I love taking Lee to Japanese restaurants like Kitayama because she always turns our dining experience into a lesson on Asian culture. She is a bento box of knowledge, offering up tidbits of Japanese literature and art to go along with our dishes of sashimi, tempura and sushi. I have only to wait for each little dish to arrive before learning another piece of exotic Japanese trivia. For instance, when the young kimono-clad waitress pours our green tea, I question her about the meal being served to three Japanese businessmen at the next table, and she says it is "kaiseki," and then bows and leaves.

"I can't find kaiseki on the menu," I tell Lee while munching soybeans.

"It's not on the menu," Lee says. "You have to ask for it. Usually a day in advance. It's a big production--eight, 10 courses. When a Kyoto businessman wants to close a big deal, he'll take a client to a good restaurant and order the kaiseki dinner, which can take all night. Usually it's accompanied with a lot of Johnny Walker. Or sake."

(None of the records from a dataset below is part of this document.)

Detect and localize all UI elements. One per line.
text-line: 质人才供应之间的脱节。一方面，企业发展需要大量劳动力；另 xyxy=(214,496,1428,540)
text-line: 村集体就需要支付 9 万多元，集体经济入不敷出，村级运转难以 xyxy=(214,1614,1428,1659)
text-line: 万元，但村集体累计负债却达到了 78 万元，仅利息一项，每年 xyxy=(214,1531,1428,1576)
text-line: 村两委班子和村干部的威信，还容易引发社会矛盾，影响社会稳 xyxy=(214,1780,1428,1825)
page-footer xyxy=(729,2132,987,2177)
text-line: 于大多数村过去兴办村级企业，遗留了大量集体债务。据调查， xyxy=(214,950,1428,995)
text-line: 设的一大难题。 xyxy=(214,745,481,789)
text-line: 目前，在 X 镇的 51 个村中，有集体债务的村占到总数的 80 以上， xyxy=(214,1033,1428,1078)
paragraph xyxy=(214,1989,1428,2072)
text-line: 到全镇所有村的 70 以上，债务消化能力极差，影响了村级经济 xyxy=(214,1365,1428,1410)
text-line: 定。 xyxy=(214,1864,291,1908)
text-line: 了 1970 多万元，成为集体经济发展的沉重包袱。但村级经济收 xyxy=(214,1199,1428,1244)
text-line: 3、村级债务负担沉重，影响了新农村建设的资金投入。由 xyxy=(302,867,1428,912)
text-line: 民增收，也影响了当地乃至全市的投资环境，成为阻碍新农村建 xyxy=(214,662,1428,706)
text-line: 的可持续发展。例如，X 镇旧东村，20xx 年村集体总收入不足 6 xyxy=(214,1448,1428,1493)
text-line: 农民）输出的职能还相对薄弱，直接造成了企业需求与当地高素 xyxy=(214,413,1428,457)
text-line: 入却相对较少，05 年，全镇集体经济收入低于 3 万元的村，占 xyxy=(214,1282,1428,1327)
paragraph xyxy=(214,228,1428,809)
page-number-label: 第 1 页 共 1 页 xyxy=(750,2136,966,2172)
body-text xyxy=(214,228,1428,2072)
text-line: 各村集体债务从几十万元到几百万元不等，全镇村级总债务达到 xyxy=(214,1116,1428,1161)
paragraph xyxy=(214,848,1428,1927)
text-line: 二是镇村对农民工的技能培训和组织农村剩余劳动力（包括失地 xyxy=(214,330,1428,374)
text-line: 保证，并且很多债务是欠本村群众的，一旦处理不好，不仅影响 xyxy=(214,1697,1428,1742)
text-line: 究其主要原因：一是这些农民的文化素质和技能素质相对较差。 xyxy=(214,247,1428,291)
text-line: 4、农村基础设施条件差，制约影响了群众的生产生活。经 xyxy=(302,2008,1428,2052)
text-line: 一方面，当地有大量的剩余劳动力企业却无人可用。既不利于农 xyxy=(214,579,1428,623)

This certainly seems true of the businessmen beside us who look a bit flushed and disheveled and have their own little beverage cart with a large thermos of what looks like hot sake. When one of the men goes to smoke a cigarette in the garden that surrounds the dining room, he fails to notice that the sliding doors are closed and bangs hard into the glass like a confused bird. Two of the waitresses in kimonos come over and help the businessman, who is holding his nose, back to his table.

Lee and I look at each other and suppress a laugh. Not wanting an eight-course extravaganza, I order one of the restaurant's combination dinners with sashimi, shrimp tempura, and sushi, while Lee tells me about Kitayama cedars, leaving it for me to connect the restaurant's name with the warm white wood decor of the dining room.

"There is a rather well-known Japanese novel," Lee says, removing the wooden cup from her bowl of miso soup, "called 'The Old Capital' about a woman who seems to be a wallflower and so has no suitors. Yet she has a great inner beauty and eventually one man takes the time and effort to see it, finally bringing her out of her shell. Of course, the author never says that. Instead, he talks about the snow-covered Kitayama cedars. Which have the same hidden beauty."

Lee has a metaphorical nature and appreciates the subtle complexity of almost all things Japanese. For instance, in her garden is a stone washbasin, called a tsukubai, with a rectangular opening full of water in the center and four Japanese characters around it. It looks very simple and most people pay more attention to the azaleas planted around it than the washbasin, not realizing that it is actually a very clever crossword puzzle, of sorts, and if you combine the character of the mouth-like opening with the characters placed at the four corners, you get an old Buddhist saying: "I know and am content with who I am."

This is something Lee bought for herself when a man she was in love with broke her heart and left her. Most women would buy new clothes or a new car in similar circumstances, but Lee bought a stone washbasin. Just to remind herself of who she was. And that she was OK with that.

There is a full moon hanging like a Japanese lantern over the glassy pond in the garden on the opposite side of the plate glass windows that run the length of the dining room. "We used to have moon-viewing parties when I lived in Kyoto," Lee says, staring out at the brightly lit garden. "In March or April when the cherry blossoms bloomed, people would hang these red lanterns from the lattice windows of their homes and businesses to mark the arrival of spring, and we would go out late at night and lie on our backs under the trees and just look at the moon. Can you imagine?"

She shakes her head wistfully and says, "God, that seems like about a hundred years ago. I wonder if they still do that?"

"You should go back and find out," I tell her.

Lee skillfully pinches her chopsticks to lift a tender piece of halibut sashimi. "Oh, I don't know," she says. "I've heard Kyoto's changed. That it's gotten as modern and ugly as Tokyo. I prefer remembering the plovers dancing along the river and the shops selling triangular rice cakes with adzuki beans on top and the clop-clop of young girls walking in their wooden shoes."